Narrative is a baggy concept. It accommodates anything from a baseball box score to the Iliad. Might it be possible we employ the term for any sequence of events that occur through time that seem to have some sort of relationship, a causal relationship even? Our language, albeit in spite of the Futurist attempt at words-at-liberty, makes a sequential sense—syntax is time passing so we could say any sentence or group of sentences is to some extent a narrative. Which pretty much makes the term useless. As divergent as my poetic practice is, I try to be alert to possible strains within drafts that signal modes of connection. For me those modes of connection certainly don’t need to be rational, logical, plotted, or telling a story. But any signal whatsoever I try to attend to and see as an opportunity, so sometimes I do end up using threads of traditional narrative, the scaffolding of story that can establish a stability, an endoskeleton. We could say that there is a narrative to these three words: brick, blood-drop, red feather which entails the passage from inert material to mortal flesh to a sort of avian/angelic possibility or we could say that what holds those things together is their redness. I try to be alert to as many possibilities of connectedness as I can simultaneously, even if one may undermine the authority of another. 

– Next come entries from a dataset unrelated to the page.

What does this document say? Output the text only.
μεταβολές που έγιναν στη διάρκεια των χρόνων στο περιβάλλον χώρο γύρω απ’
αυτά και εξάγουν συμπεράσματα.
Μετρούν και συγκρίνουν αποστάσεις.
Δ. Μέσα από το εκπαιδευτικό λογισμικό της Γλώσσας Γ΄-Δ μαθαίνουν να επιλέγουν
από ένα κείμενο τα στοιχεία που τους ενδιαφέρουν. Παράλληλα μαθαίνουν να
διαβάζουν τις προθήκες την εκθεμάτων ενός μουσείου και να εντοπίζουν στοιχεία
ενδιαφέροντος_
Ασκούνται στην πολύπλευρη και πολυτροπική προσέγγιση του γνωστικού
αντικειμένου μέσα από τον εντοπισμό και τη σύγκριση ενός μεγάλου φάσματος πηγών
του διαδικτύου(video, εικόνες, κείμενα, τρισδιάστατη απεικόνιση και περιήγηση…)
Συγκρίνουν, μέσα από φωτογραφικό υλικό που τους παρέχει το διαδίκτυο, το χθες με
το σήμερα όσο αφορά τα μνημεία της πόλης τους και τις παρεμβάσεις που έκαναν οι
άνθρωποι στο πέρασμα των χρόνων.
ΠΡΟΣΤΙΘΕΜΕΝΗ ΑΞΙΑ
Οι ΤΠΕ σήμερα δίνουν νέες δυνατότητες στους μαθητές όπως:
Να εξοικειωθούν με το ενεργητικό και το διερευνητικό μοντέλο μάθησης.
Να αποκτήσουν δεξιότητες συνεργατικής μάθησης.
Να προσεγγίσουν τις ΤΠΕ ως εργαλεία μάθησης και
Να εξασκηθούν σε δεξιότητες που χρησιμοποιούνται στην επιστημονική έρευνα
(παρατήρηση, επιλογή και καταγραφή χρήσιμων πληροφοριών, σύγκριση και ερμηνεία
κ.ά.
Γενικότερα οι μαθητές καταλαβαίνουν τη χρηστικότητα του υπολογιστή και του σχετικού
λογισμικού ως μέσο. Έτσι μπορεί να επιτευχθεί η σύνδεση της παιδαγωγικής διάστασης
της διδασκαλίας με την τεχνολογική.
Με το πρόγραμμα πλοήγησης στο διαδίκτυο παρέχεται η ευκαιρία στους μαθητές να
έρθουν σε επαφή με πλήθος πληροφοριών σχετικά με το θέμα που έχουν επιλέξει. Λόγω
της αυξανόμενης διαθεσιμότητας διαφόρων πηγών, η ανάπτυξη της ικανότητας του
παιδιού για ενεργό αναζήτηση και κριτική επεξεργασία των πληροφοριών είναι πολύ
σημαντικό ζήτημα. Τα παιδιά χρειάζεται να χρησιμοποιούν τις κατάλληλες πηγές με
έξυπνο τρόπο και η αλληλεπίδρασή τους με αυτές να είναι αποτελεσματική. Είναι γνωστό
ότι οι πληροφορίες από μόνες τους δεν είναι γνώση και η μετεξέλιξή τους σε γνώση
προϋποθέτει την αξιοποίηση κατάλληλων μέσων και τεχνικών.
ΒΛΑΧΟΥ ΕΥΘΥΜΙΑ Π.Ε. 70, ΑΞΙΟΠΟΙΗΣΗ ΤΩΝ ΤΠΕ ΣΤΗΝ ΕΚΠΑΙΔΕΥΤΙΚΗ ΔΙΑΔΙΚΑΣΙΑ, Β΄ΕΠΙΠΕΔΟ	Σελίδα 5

My top pal/mentor Todd McKinney has two poems up at the new and stellar Split Lip Magazine.

Very stoked for Wendy Xu's first book (not to mention that collab chapbook with my buddy Sturm). Cool to hear her talk about po-po and such.

I think language is always waiting patiently on us to engage it, to play with it and arrange its parts, to build something weird out of it, but the hardest time to stop and think to do this is any space outside of poems. To “negotiate” with a poem is right--it says things, you say something back, you say YES! or you say OH NO, but the two of you build the complete experience together. I always like when part of a poem’s contribution to the negotiation is a pseudo-“normal” syntax, if it seems aware and proud of its glitch, and if it wants to subvert my normalized expectations at every turn.
I have a poem "How Many Years" in the new nap magazine.